On Thu, Feb 8, 2024 at 6:33 PM Hayato Kuroda (Fujitsu)
<kuroda.hayato@fujitsu.com> wrote:
>
> Dear Sawada-san,
>
> Thanks for making v3 patchset. I have also benchmarked the case [1].
> Below results are the average of 5th, there are almost the same result
> even when median is used for the comparison. On my env, the regression
> cannot be seen.
>
> HEAD (1e285a5) HEAD + v3 patches difference
> 10910.722 ms 10714.540 ms around 1.8%
>
Thank you for doing the performance test!
> Also, here are mino comments for v3 set.
>
> 01.
> bh_nodeidx_entry and ReorderBufferMemTrackState is missing in typedefs.list.
Will add them.
>
> 02. ReorderBufferTXNSizeCompare
> Should we assert {ta, tb} are not NULL?
Not sure we really need it as other binaryheap users don't have such checks.
On Tue, Feb 6, 2024 at 2:45 PM Hayato Kuroda (Fujitsu)
<kuroda.hayato@fujitsu.com> wrote:
>
> > I've run a benchmark test that I shared before[1]. Here are results of
> > decoding a transaction that has 1M subtransaction each of which has 1
> > INSERT:
> >
> > HEAD:
> > 1810.192 ms
> >
> > HEAD w/ patch:
> > 2001.094 ms
> >
> > I set a large enough value to logical_decoding_work_mem not to evict
> > any transactions.

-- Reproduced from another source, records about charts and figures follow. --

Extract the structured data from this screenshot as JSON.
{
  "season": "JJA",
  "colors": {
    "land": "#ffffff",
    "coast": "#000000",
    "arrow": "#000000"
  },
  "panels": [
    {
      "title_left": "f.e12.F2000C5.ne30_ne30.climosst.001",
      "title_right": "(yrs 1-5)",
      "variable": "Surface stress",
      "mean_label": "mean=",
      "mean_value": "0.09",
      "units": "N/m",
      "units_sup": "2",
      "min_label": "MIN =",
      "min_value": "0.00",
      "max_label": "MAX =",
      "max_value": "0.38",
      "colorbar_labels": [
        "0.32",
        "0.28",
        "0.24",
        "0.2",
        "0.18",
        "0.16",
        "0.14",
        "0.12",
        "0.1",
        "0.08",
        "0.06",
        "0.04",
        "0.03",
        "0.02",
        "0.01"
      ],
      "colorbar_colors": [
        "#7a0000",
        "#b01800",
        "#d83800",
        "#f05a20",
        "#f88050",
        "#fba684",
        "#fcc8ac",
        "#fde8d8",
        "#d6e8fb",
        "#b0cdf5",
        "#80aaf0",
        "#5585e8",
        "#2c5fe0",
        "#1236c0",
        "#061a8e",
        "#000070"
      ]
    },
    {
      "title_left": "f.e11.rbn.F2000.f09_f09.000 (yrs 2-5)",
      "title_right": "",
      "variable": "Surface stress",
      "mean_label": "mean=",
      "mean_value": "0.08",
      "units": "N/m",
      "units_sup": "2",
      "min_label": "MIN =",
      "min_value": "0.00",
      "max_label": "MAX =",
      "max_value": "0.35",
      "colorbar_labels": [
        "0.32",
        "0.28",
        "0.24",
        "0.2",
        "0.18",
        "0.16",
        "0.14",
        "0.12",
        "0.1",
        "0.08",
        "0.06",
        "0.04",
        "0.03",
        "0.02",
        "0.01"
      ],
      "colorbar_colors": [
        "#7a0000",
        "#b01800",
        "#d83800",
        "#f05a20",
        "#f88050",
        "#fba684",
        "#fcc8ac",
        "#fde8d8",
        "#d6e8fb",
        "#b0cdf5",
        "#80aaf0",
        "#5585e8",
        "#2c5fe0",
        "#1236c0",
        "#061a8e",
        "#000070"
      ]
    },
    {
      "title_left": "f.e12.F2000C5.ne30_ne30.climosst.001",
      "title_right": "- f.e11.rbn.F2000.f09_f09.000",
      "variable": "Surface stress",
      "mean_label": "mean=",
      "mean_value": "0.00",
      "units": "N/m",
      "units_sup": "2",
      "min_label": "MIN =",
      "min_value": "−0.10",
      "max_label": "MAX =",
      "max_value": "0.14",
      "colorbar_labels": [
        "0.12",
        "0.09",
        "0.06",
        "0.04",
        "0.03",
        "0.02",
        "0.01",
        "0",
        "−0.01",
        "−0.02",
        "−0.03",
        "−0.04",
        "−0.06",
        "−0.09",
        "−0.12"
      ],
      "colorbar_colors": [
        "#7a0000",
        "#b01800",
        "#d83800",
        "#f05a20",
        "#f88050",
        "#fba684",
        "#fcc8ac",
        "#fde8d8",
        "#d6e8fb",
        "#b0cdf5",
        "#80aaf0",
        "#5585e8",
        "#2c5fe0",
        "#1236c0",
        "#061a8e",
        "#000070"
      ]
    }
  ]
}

I can see about about 10% performance regression in
> > this case.
>
> Thanks for running. I think this workload is the worst and an extreme case which
> would not be occurred on the real system (Such a system should be fixed), so we
> can say that the regression is up to -10%. I felt it could be negligible but how
> do other think?
I think this performance regression is not acceptable. In this
workload, one transaction has 10k subtransactions and the logical
decoding becomes quite slow if logical_decoding_work_mem is not big
enough. Therefore, it's a legitimate and common approach to increase
logical_decoding_work_mem to speedup the decoding. However, with thie
patch, the decoding becomes slower than today. It's a bad idea in
general to optimize an extreme case while sacrificing the normal (or
more common) cases.
Therefore, I've improved the algorithm so that we don't touch the
max-heap at all if the number of transactions is small enough. I've
run benchmark test with two workloads:
workload-1, decode single transaction with 800k tuples (normal.sql):
* without spill
HEAD: 13235.136 ms
v3 patch: 14320.082 ms
v4 patch: 13300.665 ms
* with spill
HEAD: 22970.204 ms
v3 patch: 23625.649 ms
v4 patch: 23304.366
workload-2, decode one transaction with 100k subtransaction (many-subtxn.sql):
* without spill
HEAD: 345.718 ms
v3 patch: 409.686 ms
v4 patch: 353.026 ms
* with spill
HEAD: 136718.313 ms
v3 patch: 2675.539 ms
v4 patch: 2734.981 ms
Regards,
--
Masahiko Sawada
Amazon Web Services: https://aws.amazon.com